Tate High named for Confederate veteran

Why would the Tate High principal use a logo with a Confederate flag? Its namesake was a Civil War veteran who would tell his students that the textbooks were wrong about the Civil War.

Professor Tate was also a minister and lawyer. He took over Roberts High School from its founder J.B. Roberts. The school was one of 31 White-only public schools in the county outside the city limits, according to The Pensacola News, 9/27/94. The county had only two “colored” public schools outside the city limits.

According to the Pensacola News Journal archives from 1913, Tate enlisted in the Confederate Army as a private and was eventually promoted to first lieutenant in the third regment of the Alabama infantry. After the war, he was elected marshal for Tuskagee, Ala. He resigned and created the Tate’s Select School for Boys in Tuskagee with his brother.

He was later ordained a minister in the Methodist Episcopal Church in Evergreen, Ala.

He taught 13 years in Alabama and 35 years in Escambia County. He graduated 107 students, married over 200 couples, baptized over 100 infants and buried more than 300.

I found this salute published by Tate High’s Class of 1976:

A Salute to the Heritage of Tate High School – 1976
project by the Class of ’76.
Courtesy of Louise Robinson Davis, Class of ’46

Professor James M. Tate was the founder of Tate High School. He was born in 1837 in Alabama. The original school was known as Roberts High and was one of the first high schools in the county. The school building began as one room, and a shed was added for assemblies. The students sat on benches and walked on a sawdust floor.
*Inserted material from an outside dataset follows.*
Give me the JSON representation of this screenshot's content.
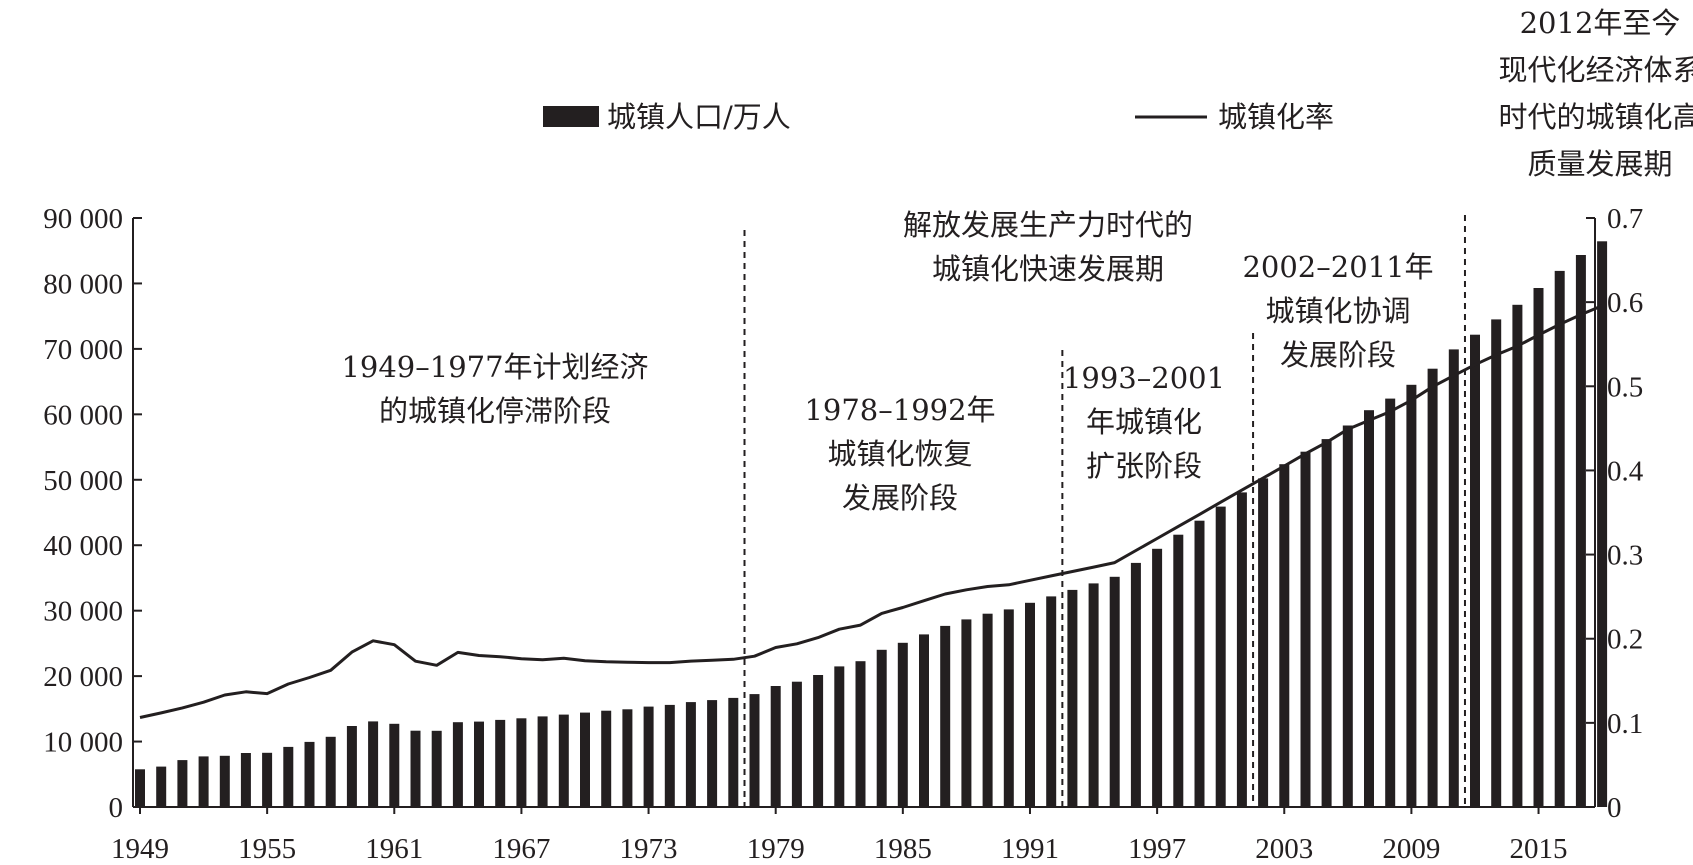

Professor Tate was a lawyer and Civil War veteran who, on arrival at Roberts, taught all grades by himself for the first few years. He was also a minister, and when there was a funeral in the community the students were released from school and permitted to go. When his classes studied the Civil War, Professor Tate would often state that the textbooks were wrong. He then would tell of his many experiences while serving on the Confederate side.

The school day would start with Professor Tate calling the room to order. Then the boys would fill the water bucket from the creek, the girls would sweep the floor, some boys would clean the blackboard, and others would bring in the firewood. The girls then would sit on one side of the room and the boys on the other. They would have history, English, math, Latin, and spelling lessons. School would let out at three. All students living near the school would walk while those who lived in Ferry Pass or Beulah would ride horses.

Professor Tate’s room was the largest and was located in the center of the building. It was also used for assemblies. He would sit on the stage and to his right sat those students who misbehaved.